The Covid-19 pandemic has put significant strain on water utilities’ ability to continue delivering critical services to customers while operating with limited resources. Upon coming out of the pandemic, utilities need to make their supply chain more resilient to future shocks by leveraging digital tools to optimise and automate their water management operations beyond smart metering and meter-to-cash applications.

Utilities need to develop a long-term holistic vision of an integrated water resource management system that acts as a central system of record and a control system for all of their assets. They can also partner with technology service providers and system integrators to carefully evaluate innovations in artificial intelligence (AI) and machine learning (ML) technologies that help to process data from multiple sources into actionable operational insights on a real-time basis.

As utilities evaluate various IoT platforms, they will also need to decide whether to invest in AI infrastructure on the cloud or edge. Almost all AI training and inferences are performed on the cloud. Due to a cloud network’s scalability and flexibility, many organisations have chosen to rely on cloud computing, storage and networking architecture. However, as the AI and ML solution ecosystem matures, the execution of AI functions will move closer to edge devices. Edge AI will also enable utilities to create automated closed-loop systems that continuously monitor the health of critical infrastructure to enable efficient asset management through predictive maintenance and to build the necessary redundancy in the system to reduce downtime and increase reliability.

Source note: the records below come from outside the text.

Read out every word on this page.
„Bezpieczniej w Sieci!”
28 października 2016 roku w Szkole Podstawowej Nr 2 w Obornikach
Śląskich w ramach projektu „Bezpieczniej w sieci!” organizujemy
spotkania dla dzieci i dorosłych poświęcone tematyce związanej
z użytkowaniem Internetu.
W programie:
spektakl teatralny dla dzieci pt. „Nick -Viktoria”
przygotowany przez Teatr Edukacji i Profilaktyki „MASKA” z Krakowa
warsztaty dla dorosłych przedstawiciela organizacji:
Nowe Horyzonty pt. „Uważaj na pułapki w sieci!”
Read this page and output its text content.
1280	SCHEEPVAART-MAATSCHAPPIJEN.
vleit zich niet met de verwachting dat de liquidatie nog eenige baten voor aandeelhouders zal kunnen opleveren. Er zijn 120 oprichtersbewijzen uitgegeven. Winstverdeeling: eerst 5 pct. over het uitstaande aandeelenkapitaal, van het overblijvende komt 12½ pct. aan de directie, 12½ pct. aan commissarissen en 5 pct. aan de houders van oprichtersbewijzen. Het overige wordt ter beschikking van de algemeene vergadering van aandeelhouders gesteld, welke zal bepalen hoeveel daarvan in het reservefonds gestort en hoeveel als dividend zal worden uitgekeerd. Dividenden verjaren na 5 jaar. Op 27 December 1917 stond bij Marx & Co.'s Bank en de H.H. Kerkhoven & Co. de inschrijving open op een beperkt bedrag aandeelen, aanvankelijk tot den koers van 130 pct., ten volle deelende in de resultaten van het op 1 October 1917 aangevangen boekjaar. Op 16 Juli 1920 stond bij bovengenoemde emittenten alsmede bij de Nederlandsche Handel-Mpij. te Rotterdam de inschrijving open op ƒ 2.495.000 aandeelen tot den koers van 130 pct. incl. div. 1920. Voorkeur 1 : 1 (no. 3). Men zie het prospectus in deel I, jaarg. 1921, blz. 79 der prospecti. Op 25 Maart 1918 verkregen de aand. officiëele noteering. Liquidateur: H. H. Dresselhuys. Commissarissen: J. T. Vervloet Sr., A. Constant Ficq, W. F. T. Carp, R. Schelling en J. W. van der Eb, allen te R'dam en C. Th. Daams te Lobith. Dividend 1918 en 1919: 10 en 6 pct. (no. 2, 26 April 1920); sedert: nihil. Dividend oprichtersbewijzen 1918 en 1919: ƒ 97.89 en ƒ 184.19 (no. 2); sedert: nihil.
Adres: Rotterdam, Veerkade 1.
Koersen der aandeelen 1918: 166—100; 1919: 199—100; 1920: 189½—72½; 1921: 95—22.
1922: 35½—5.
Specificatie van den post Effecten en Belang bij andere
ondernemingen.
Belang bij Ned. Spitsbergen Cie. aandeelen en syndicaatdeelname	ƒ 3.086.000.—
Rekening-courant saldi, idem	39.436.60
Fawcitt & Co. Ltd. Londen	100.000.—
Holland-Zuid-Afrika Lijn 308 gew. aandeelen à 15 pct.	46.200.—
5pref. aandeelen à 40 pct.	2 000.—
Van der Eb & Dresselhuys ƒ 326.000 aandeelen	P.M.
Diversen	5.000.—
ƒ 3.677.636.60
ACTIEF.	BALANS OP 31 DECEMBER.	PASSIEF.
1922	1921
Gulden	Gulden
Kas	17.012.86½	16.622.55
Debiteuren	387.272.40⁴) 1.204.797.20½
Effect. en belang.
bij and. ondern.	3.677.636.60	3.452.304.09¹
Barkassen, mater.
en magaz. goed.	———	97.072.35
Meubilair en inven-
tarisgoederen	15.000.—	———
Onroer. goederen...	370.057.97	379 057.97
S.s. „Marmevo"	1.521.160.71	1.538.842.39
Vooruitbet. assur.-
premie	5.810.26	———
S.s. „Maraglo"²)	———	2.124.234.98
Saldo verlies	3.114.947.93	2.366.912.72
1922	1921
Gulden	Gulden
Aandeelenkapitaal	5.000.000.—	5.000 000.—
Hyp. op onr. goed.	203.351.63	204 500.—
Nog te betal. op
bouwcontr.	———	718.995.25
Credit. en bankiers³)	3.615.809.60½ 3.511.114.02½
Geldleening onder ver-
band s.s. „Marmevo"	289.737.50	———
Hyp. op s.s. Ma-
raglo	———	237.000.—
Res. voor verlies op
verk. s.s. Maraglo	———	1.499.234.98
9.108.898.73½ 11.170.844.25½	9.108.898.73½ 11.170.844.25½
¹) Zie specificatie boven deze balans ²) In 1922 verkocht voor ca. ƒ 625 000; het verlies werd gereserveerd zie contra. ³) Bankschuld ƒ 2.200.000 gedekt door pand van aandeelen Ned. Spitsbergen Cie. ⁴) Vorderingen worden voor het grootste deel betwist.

Utilising various remote sensing and imaging solutions in conjunction with geographic information system technologies, utilities can map and monitor their water resources. Further, using smart meter data they can obtain accurate insights on end-customers’ water consumption and improve accuracy of demand and supply forecasting. However, it is important to note that as the level of AI complexity increases for more accurate insights, the return in terms of cost to value starts diminishing.

The way forward

In sum, IoT, AI, ML and other emerging digital technologies have the potential to transform water utilities by improving day-to-day water management, addressing long-term challenges of water security and helping them become resilient to natural disasters and climate changes. The IoT and AI technologies will also play an increasingly important role in planning and designing water microgrids for decentralised water and sanitation systems. As water utilities adopt digital technologies, it is imperative for them to develop a road map for digitalisation while keeping customer and business outcomes as the focal points.